Wat is de betekenis van taalgebied?

2024-04-18
Nederlandstalige WikiWoordenboek

Wiktionary (2019)

taalgebied

taalgebied - Zelfstandignaamwoord 1. een gebied waar een bepaalde taal gesproken wordt 2. een geheel van zaken die op taal betrekking hebben Woordherkomst samenstelling van taal en gebied

2024-04-18
Muiswerk Educatief

Muiswerk Educatief (2017)

taalgebied

taalgebied - zelfstandig naamwoord uitspraak: taal-ge-bied 1. gebied waar een bepaalde taal gesproken wordt ♢ we liepen door een taalgebied waar Frans gesproken werd 2. alles wat met taal te maken heeft ...

2024-04-18
Het Lexicon van de gedragsbiologie

Mark Nelissen (1996)

taalgebied

taalgebied - Gebied van de menselijke hersenschors dat een deel van de taalproductie voor zich neemt. Men onderscheidt de gebieden van Broca en Wernicke, de gyrus angularis en de fasciculus arcuatus.

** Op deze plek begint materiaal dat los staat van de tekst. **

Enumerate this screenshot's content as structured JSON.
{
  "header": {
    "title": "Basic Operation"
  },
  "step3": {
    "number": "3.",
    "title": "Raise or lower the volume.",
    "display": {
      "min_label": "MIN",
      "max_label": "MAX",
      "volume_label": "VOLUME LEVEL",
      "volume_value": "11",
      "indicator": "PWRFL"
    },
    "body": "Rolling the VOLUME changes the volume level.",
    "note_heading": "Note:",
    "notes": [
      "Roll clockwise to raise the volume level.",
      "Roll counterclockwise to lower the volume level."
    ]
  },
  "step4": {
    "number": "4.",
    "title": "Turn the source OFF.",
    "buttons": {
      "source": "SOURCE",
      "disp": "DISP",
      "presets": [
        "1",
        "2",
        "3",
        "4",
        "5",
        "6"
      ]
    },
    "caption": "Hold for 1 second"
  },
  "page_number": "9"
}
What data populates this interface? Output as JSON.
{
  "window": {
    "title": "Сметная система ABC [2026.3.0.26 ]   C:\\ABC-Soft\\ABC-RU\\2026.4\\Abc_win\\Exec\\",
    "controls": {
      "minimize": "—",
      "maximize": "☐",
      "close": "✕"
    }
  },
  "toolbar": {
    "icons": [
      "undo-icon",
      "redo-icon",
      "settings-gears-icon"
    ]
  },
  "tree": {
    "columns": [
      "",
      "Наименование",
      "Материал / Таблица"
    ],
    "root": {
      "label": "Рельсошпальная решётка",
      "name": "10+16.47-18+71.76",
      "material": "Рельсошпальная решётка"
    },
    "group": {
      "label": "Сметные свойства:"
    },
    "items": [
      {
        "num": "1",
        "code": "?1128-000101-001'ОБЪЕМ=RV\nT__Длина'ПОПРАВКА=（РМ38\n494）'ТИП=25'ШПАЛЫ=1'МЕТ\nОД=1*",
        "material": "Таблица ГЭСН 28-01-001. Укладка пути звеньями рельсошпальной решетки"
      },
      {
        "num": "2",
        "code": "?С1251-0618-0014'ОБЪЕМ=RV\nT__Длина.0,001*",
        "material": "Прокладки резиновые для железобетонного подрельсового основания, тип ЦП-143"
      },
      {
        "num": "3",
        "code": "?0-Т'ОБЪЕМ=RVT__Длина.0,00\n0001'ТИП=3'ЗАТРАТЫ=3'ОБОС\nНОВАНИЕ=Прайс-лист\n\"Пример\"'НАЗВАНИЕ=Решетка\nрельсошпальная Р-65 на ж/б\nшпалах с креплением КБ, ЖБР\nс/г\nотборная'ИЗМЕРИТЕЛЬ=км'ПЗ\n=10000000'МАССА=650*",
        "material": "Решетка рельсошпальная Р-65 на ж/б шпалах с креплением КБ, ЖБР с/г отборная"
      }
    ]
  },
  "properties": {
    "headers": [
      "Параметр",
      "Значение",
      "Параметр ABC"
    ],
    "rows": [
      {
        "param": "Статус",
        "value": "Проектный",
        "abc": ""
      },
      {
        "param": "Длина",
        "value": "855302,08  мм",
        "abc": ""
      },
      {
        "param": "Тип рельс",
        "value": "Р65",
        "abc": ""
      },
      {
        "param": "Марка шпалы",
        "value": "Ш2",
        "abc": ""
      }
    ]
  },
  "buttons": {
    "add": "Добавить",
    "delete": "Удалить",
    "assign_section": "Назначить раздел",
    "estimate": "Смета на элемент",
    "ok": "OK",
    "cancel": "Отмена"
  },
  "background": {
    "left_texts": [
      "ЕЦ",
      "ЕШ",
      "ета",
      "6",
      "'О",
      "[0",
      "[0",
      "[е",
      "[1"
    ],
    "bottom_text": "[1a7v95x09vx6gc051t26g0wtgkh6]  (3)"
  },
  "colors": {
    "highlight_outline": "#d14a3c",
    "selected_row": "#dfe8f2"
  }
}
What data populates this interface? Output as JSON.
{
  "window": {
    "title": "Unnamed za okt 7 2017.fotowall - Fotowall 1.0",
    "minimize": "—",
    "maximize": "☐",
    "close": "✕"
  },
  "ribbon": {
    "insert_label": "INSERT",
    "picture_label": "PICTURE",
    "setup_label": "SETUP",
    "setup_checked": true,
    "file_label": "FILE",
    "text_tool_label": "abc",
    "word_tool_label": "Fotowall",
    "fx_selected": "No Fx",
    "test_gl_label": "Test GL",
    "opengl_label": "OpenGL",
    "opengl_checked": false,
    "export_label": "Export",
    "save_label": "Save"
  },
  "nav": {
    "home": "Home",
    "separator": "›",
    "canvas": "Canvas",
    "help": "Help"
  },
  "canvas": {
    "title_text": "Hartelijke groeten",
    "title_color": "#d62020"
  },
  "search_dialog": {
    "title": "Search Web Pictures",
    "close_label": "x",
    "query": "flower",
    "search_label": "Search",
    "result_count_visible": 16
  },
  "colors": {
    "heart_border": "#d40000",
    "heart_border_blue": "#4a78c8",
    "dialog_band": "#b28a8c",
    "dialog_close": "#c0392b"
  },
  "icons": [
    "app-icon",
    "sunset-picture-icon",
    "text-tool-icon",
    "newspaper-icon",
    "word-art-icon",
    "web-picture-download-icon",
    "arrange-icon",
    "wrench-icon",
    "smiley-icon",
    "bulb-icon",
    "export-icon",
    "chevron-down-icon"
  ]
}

Normaal bevinden deze gebieden zich enkel in de linkerhemisfeer. Occasioneel kunnen ze in de rechterhemisfeer voorkomen.

2024-04-18
Groot woordenboek der Nederlandse taal

Van Dale Uitgevers (1950)

Taalgebied

o. (-en), 1. gebied waar zekere taal wordt gesproken; 2. geheel der onstoffelijke zaken die op de taal betrekking hebben: op taalgebied munt hij niet uit.

2024-04-18
Verklarend handwoordenboek der Nederlandse taal

M. J. Koenen's (1937)

taalgebied

o. taalgebieden (1 de gezamenlijke landen, streken, waar een taal gesproken wordt; 2 het terrein der taal; alles wat op de taal betrekking heeft): 1. het Franse en Nederlandse taalgebied; 2. nieuwe opvattingen op taalgebied.

2024-04-18
Modern Woordenboek

Jozef Verschueren (1930)

taalgebied

('ta:l) o. (-en) gebied, land of gezamenlijke landen waar een taal gesproken wordt: het Nederlands -.

2024-04-18
Oosthoek Encyclopedie

Oosthoek's Uitgevers Mij. N.V (1916-1925)

Taalgebied

o. (-en), 1. gebied waar een bepaalde taal wordt gesproken; 2. alles wat op de taal betrekking heeft.